Set up Foursquare API credentials:

In [44]:
# foursquare credentials removed

# foursquare_data = {
#     'CLIENT_ID': XXXXXXXX,
#     'CLIENT_SECRET': XXXXXXXX,
#     'VERSION': XXXXXXXX
# }

foursquare_data = {
    'CLIENT_ID': 'RIVZK4U5WD5SX4O0T3RMTS13DVQ4MR1IQYEFDUJPQGMAZ1Z1',
    'CLIENT_SECRET': '33VRFUWUSDABHMSB4QTM5A41LSTWXN3ZOC3ZCSIPHY1NFRO2',
    'VERSION': 20190715
}

# Setup credentials
CLIENT_ID = foursquare_data['CLIENT_ID'] # Foursquare Client ID
CLIENT_SECRET = foursquare_data['CLIENT_SECRET'] # your Foursquare Secret
VERSION = foursquare_data['VERSION'] # Foursquare API version

List out all **train station** and **flower shops** locations using Foursquare API, we need to obtain the categoryId as specified in their documentation (https://developer.foursquare.com/docs/resources/categories)

In [45]:
# Global variables
# LIMIT: maximum number of records return by the API call
LIMIT = 100 

# Sydney location
syd_lat = -33.86785
syd_long = 151.20732

# Foursquare API 'categoryId' for train stations
train_cat_id = '4bf58dd8d48988d129951735'
flower_cat_id = '4bf58dd8d48988d11b951735'

Create a function to get all **venues** within a certain radius of a location.

In [46]:
# Function to get venue list
def get_venues(latitudes, longitudes, categoryId, radius):
    venues_list = []

    # create the API request URL
    url = 'https://api.foursquare.com/v2/venues/search?client_id={}&client_secret={}&v={}&ll={},{}&categoryId={}&radius={}&limit={}'.format(
            CLIENT_ID,
            CLIENT_SECRET,
            VERSION,
            syd_lat,
            syd_long,
            categoryId,
            radius,
            LIMIT)

    # make the GET request
    results = requests.get(url).json()['response']['venues']

    venues_list.append([(
                 v['name'], 
                 v['location']['lat'], 
                 v['location']['lng']) for v in results])

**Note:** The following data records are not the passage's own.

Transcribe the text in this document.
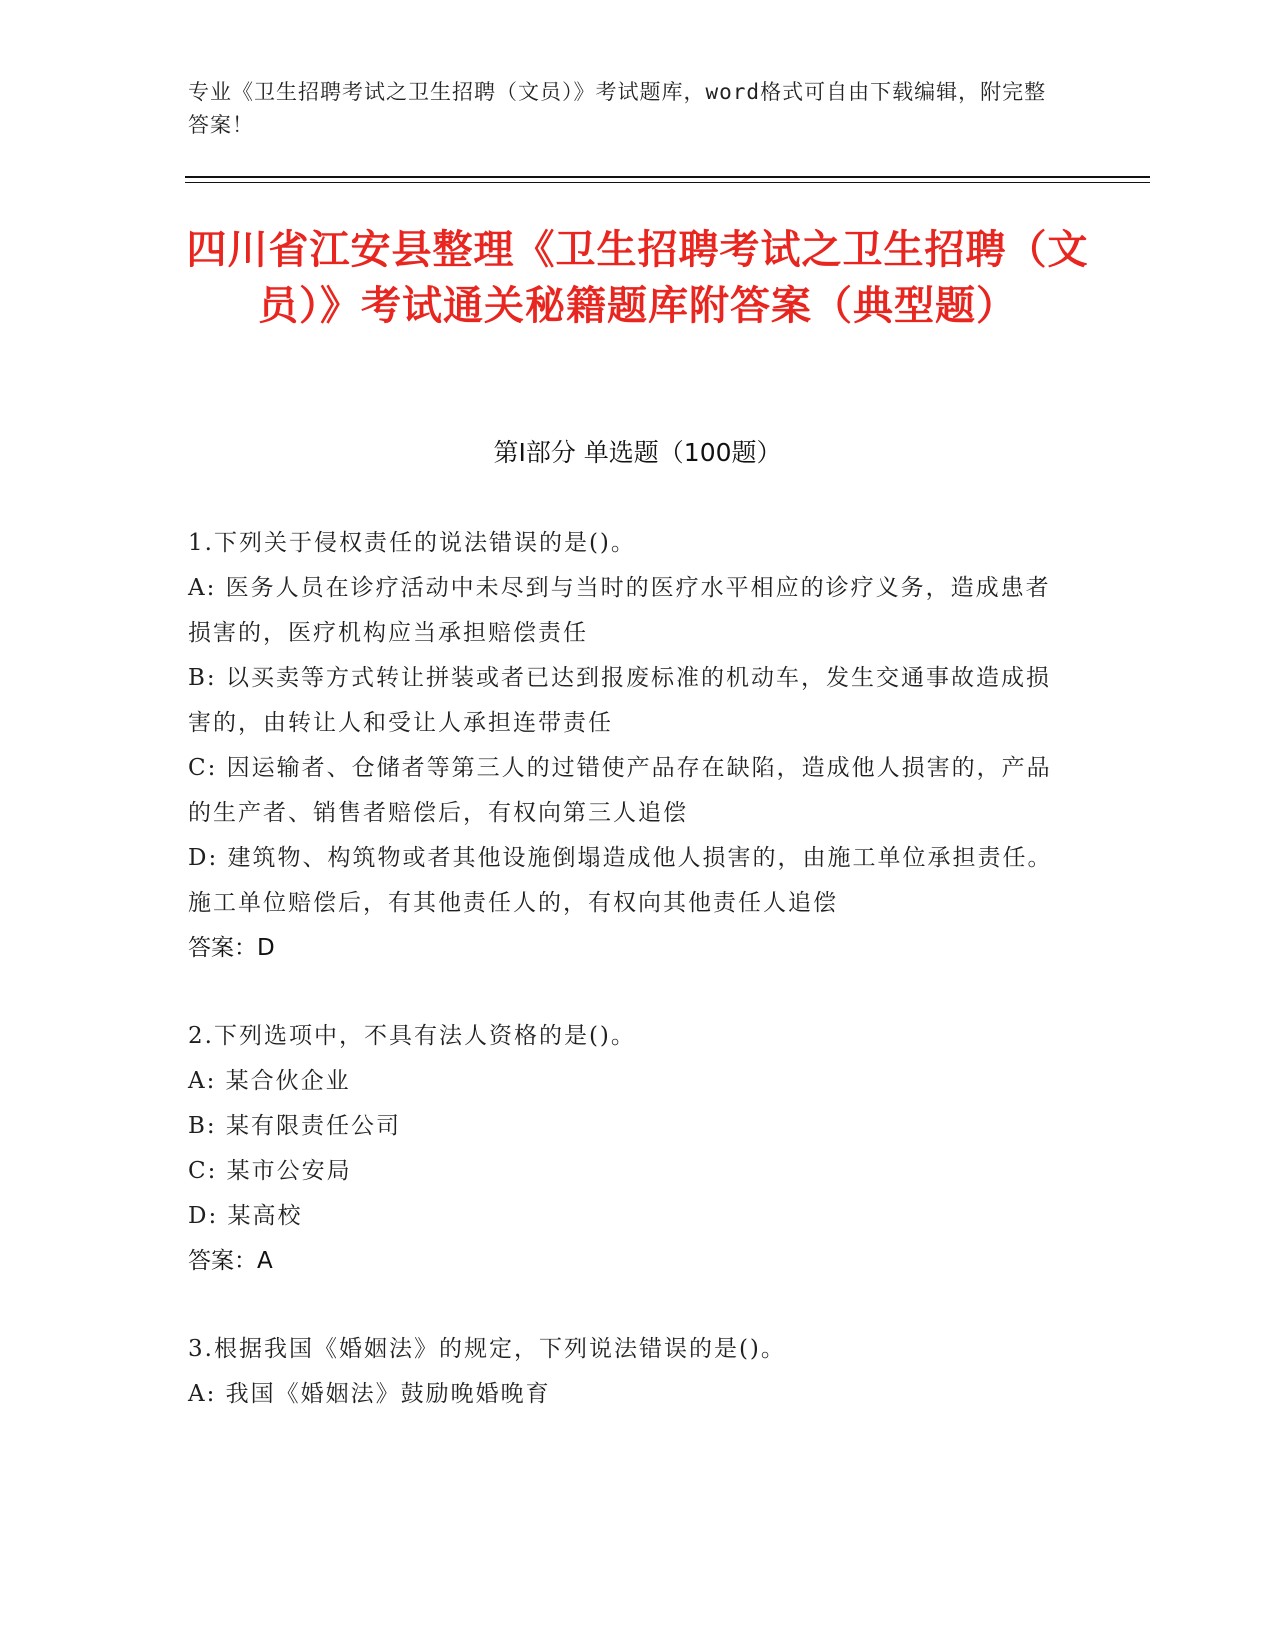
专业《卫生招聘考试之卫生招聘（文员）》考试题库，word格式可自由下载编辑，附完整答案！
四川省江安县整理《卫生招聘考试之卫生招聘（文员）》考试通关秘籍题库附答案（典型题）
第Ⅰ部分 单选题（100题）

1.下列关于侵权责任的说法错误的是()。

A: 医务人员在诊疗活动中未尽到与当时的医疗水平相应的诊疗义务，造成患者损害的，医疗机构应当承担赔偿责任

B: 以买卖等方式转让拼装或者已达到报废标准的机动车，发生交通事故造成损害的，由转让人和受让人承担连带责任

C: 因运输者、仓储者等第三人的过错使产品存在缺陷，造成他人损害的，产品的生产者、销售者赔偿后，有权向第三人追偿

D: 建筑物、构筑物或者其他设施倒塌造成他人损害的，由施工单位承担责任。施工单位赔偿后，有其他责任人的，有权向其他责任人追偿

答案：D

2.下列选项中，不具有法人资格的是()。

A: 某合伙企业

B: 某有限责任公司

C: 某市公安局

D: 某高校

答案：A

3.根据我国《婚姻法》的规定，下列说法错误的是()。

A: 我国《婚姻法》鼓励晚婚晚育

    venues_df = pd.DataFrame([item for venue in venues_list for item in venue])
    venues_df.columns = ['Name', 
                      'Latitude', 
                      'Longitude']
    return(venues_df)

Create a list of all **train stations** within **50km** of **Sydney CBD**.

In [47]:
# distance from the Sydney CBD in meters. i.e. 50,000 = 50km
cbd_radius = 50000
stations_df = get_venues(syd_lat, syd_long, train_cat_id, cbd_radius)
stations_df.columns=['Name','Latitude','Longitude',]
stations_df.head()

Unnamed: 0,Name,Latitude,Longitude
0,Wynyard Station (Main Concourse),-33.865676,151.206163
1,Town Hall Station,-33.873644,151.206781
2,Town Hall Station (Main Concourse),-33.874051,151.20685
3,Ashfield Station,-33.887855,151.125538
4,Museum Station (Concourse),-33.8767,151.209732


Data cleaning to remove item with **Concourse**, **Platform** or **Interchange** in the station names, which represent facilities or locations of a train station.

In [48]:
# remove items with Concourse, Platform, Interchange in the name
stations_df = stations_df[~stations_df['Name'].str.contains('Concourse')]
stations_df = stations_df[~stations_df['Name'].str.contains('Platform')]
stations_df = stations_df[~stations_df['Name'].str.contains('Interchange')]
stations_df.head()

Unnamed: 0,Name,Latitude,Longitude
1,Town Hall Station,-33.873644,151.206781
3,Ashfield Station,-33.887855,151.125538
5,Kings Cross Station,-33.874495,151.222429
6,Fairfield Station,-33.872459,150.956831
7,Kogarah Station,-33.962524,151.132609


In [49]:
# print number of train stations
print('There are {} stations with 50km of Sydney CBD.'.format(stations_df.shape[0]))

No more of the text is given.